Abigail Varela was born in Caracas, Venezuela, on February 9, 1948. From an early age he was attracted to art, and his fellow student, Josuné Dorronsoro, who became a renowned historian of photography, encouraged him. His first artistic steps were in 1973 in ceramics: he took classes with Hiroshi Kawajiri and opened a workshop with his wife María Victoria Babi, where they manufactured utilitarian pieces.
In 1975, Varela traveled through Latin America where he came into contact with pre-Columbian cultures, which confirmed his desire to become a sculptor.
In 1976, he collaborated as an illustrator and photographer for the literary magazine En Ancas of Maracay, Venezuela.
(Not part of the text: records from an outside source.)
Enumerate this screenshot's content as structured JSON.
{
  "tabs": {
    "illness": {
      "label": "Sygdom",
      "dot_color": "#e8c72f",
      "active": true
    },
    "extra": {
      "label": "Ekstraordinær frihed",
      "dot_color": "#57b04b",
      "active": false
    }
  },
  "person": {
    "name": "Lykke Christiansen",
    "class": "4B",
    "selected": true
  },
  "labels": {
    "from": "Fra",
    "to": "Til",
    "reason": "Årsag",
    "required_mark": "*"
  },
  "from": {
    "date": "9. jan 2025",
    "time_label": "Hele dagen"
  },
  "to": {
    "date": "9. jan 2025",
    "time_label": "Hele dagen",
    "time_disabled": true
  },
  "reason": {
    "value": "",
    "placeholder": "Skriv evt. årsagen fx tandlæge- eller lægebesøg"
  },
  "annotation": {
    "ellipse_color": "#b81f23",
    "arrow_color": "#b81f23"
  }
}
He also began exhibiting successfully, participating in II Salón Nacional de Esculltura de Pequeño y Mediano Formato in Valencia, Carabobo State, Venezuela, where he won the prize for the best work with Comadreo, two figures made in terracotta.
Between 1977 and 1978, he took drawing classes at the Instituto de Diseño Neumann and the Escuela de Artes Plásticas Cristóbal Rojas in Caracas; his first solo exhibition took place at the Centro Bella Vista Gallery, Porlamar, Venezuela; and he received an honorable mention in the IV Salón Nacional de las Artes del Fuego in Valencia, Venezuela.
In 1979, he created Homenaje al pregonero, a tight group of 13 figures with slightly bent legs, outstretched arms, and erect heads which expressed the dynamism and vivacity of the bustle of the streets of Caracas. This early appearance of those physical disproportions—the thin and filiform arms; the fine, high necks; and the small heads contrasted with wide hips—became a characteristic stapel of the artist’s sculptural works. At this time, Varela made sculptures in plaster or terracotta as well as cut-out iron.
Influenced by Mario Ceroli’s sculpture, The Piper, in the collection of the Museum of Fine Arts of Caracas, Varela produced several works of grouped figures, flattened and silhouetted, which he presented in his first solo show in Caracas, Reflejos daily, in the G Gallery in 1982. That same year he was a founding member of the Asociación Nacional de Jóvenes Escultores (National Association of Young Sculptors).
In 1985 he participated in Escultura 85 at the Teatro Teresa Carreño in Caracas with Two comadres, made of epoxy and real bags. In this work, the ready-made merged with the evocation of primitive forms. In the 1980s, Varela's artistic style was strengthened: his theme became almost exclusively the female figure (with the exceptions of felines) using the technique of modeling and subsequently cast in bronze. His peculiar interpretation of distorted anatomy was also affirmed, providing multiple contemporary variants of an eternal theme.
After participating in numerous events during the early ‘80s sculpture "boom" in Venezuela, he broadened his reach internationally in the ‘90's with exhibitions in El Salvador, Miami, London and New York.
In 1997, he created the film and music award trophy for the Time for Peace Foundation of New York.